When we are faced with an equation that is a proportion involving fractions, **cross multiplication** is a handy technique to simplify the solution process. In essence, cross multiplication helps in getting rid of the fractions so we can deal with a simple equation.

Here's how it works:

• For an equation of the form \(\frac{a}{b} = \frac{c}{d}\), cross multiplication means multiplying \(a\) by \(d\) and \(b\) by \(c\). This gives us the equation: \(ad = bc\).
• Applied to our original equation \(\frac{x-3}{x} = \frac{x}{x+6}\), cross multiplication leads us to: \((x-3) \cdot (x+6) = x \cdot x\).

After this step, we move on to simplifying the resulting equation.
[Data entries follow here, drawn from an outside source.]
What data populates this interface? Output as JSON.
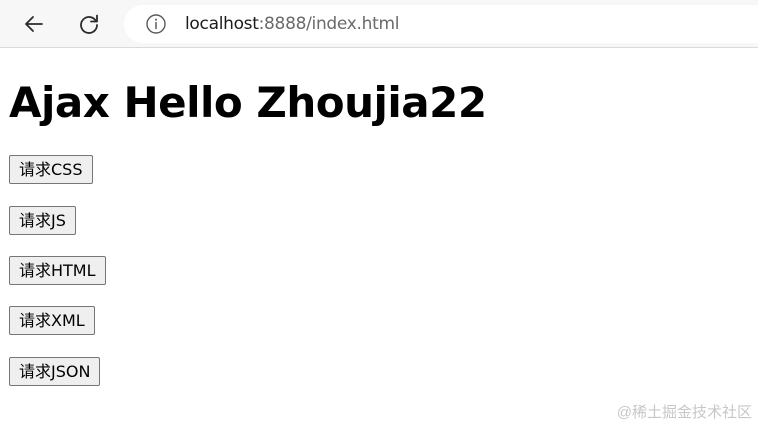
{
  "browser": {
    "url_host": "localhost",
    "url_rest": ":8888/index.html"
  },
  "page": {
    "title": "Ajax Hello Zhoujia22",
    "buttons": [
      {
        "label": "请求CSS"
      },
      {
        "label": "请求JS"
      },
      {
        "label": "请求HTML"
      },
      {
        "label": "请求XML"
      },
      {
        "label": "请求JSON"
      }
    ]
  },
  "watermark": "@稀土掘金技术社区"
}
Cross multiplication is particularly crucial because it transforms a complicated proportion into a simpler polynomial equation by eliminating the denominators.

In mathematics, when we solve equations, especially those involving fractions or square roots, we sometimes encounter **extraneous solutions**. These are solutions that emerge in the process of solving but are not valid when substituted back into the original equation.
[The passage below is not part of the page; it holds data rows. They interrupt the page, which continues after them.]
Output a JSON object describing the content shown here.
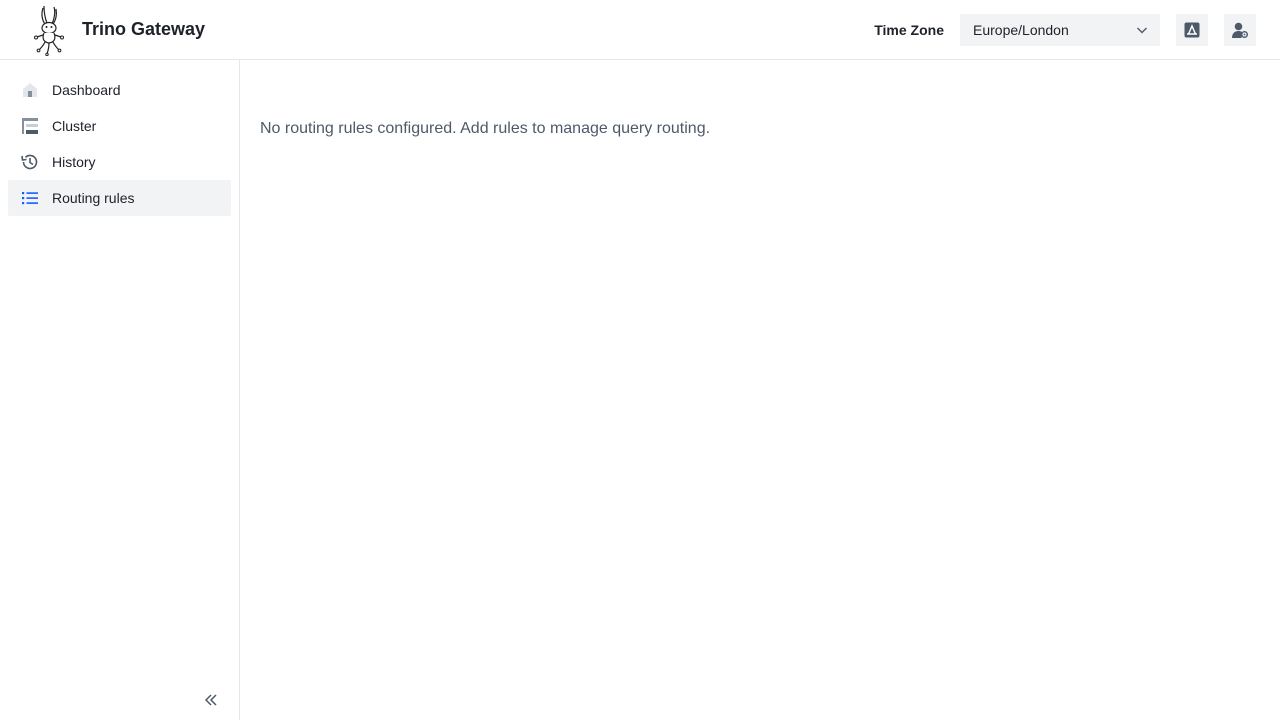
{
  "app": {
    "title": "Trino Gateway",
    "logo_icon": "trino-bunny-logo"
  },
  "header": {
    "timezone_label": "Time Zone",
    "timezone_value": "Europe/London",
    "language_icon": "language-icon",
    "user_icon": "user-settings-icon"
  },
  "sidebar": {
    "items": [
      {
        "label": "Dashboard",
        "icon": "home-icon",
        "active": false
      },
      {
        "label": "Cluster",
        "icon": "cluster-icon",
        "active": false
      },
      {
        "label": "History",
        "icon": "history-icon",
        "active": false
      },
      {
        "label": "Routing rules",
        "icon": "list-icon",
        "active": true
      }
    ],
    "collapse_icon": "double-chevron-left-icon"
  },
  "main": {
    "empty_message": "No routing rules configured. Add rules to manage query routing."
  },
  "colors": {
    "accent": "#165dff",
    "border": "#e5e6eb",
    "active_bg": "#f2f3f5",
    "muted_text": "#4e5969"
  }
}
The importance of identifying extraneous solutions lies in ensuring the correctness of your final answer. Let's look at how to check for them:

• Once you solve for \(x\), substitute it back into the original equations.
• If the values simplify correctly (for example \( \frac{3}{6} = \frac{6}{12} \)), your solution is valid.
• If not, then the solution is extraneous.

In our exercise, substituting \(x = 6\) gives us \(\frac{3}{6} = \frac{6}{12}\), which simplifies to \(\frac{1}{2} = \frac{1}{2}\). This confirms that \(x = 6\) is not an extraneous solution, affirming it as the valid answer.
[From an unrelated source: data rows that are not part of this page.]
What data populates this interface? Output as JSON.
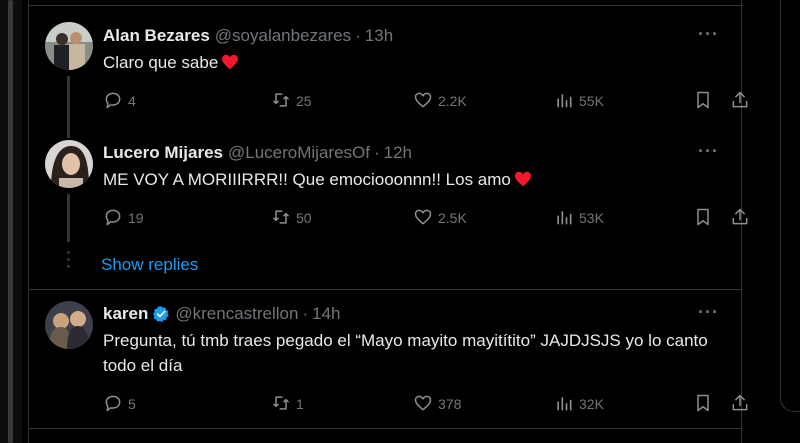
{
  "tweets": [
    {
      "name": "Alan Bezares",
      "handle": "@soyalanbezares",
      "time": "13h",
      "text": "Claro que sabe",
      "replies": "4",
      "retweets": "25",
      "likes": "2.2K",
      "views": "55K",
      "more": "···"
    },
    {
      "name": "Lucero Mijares",
      "handle": "@LuceroMijaresOf",
      "time": "12h",
      "text": "ME VOY A MORIIIRRR!! Que emociooonnn!! Los amo",
      "replies": "19",
      "retweets": "50",
      "likes": "2.5K",
      "views": "53K",
      "more": "···"
    },
    {
      "name": "karen",
      "handle": "@krencastrellon",
      "time": "14h",
      "text": "Pregunta, tú tmb traes pegado el “Mayo mayito mayitítito” JAJDJSJS yo lo canto todo el día",
      "replies": "5",
      "retweets": "1",
      "likes": "378",
      "views": "32K",
      "more": "···"
    }
  ],
  "show_replies": "Show replies",
  "separator": "·",
  "colors": {
    "background": "#000000",
    "text": "#e7e9ea",
    "muted": "#71767b",
    "link": "#1d9bf0",
    "verified": "#1d9bf0",
    "heart": "#f91880",
    "border": "#2f3336"
  }
}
Simplifying equations is a key step in solving mathematical problems, converting complex forms into simpler ones that are easier to solve.

Here’s how we simplify:

• Expand any expressions, such as using the distributive property where necessary. In our case, \((x-3)(x+6) = x^2 - 3x + 6x - 18\).
• Combine like terms, making the equation simpler: \(x^2 - 3x + 6x - 18 = x^2\) simplifies further to \(x^2 + 3x - 18 = x^2\).
• Isolate the unknown variable by performing operations such as adding or subtracting terms from both sides and dividing, when needed. We subtract \(x^2\) from both sides, leading to \(3x - 18 = 0\).

Finally, solve for the variable using operations to isolate it. For example, add 18 to both sides and divide by 3, resulting in \(x = 6\). Simplification transforms the equation into a form that directly gives us the solution.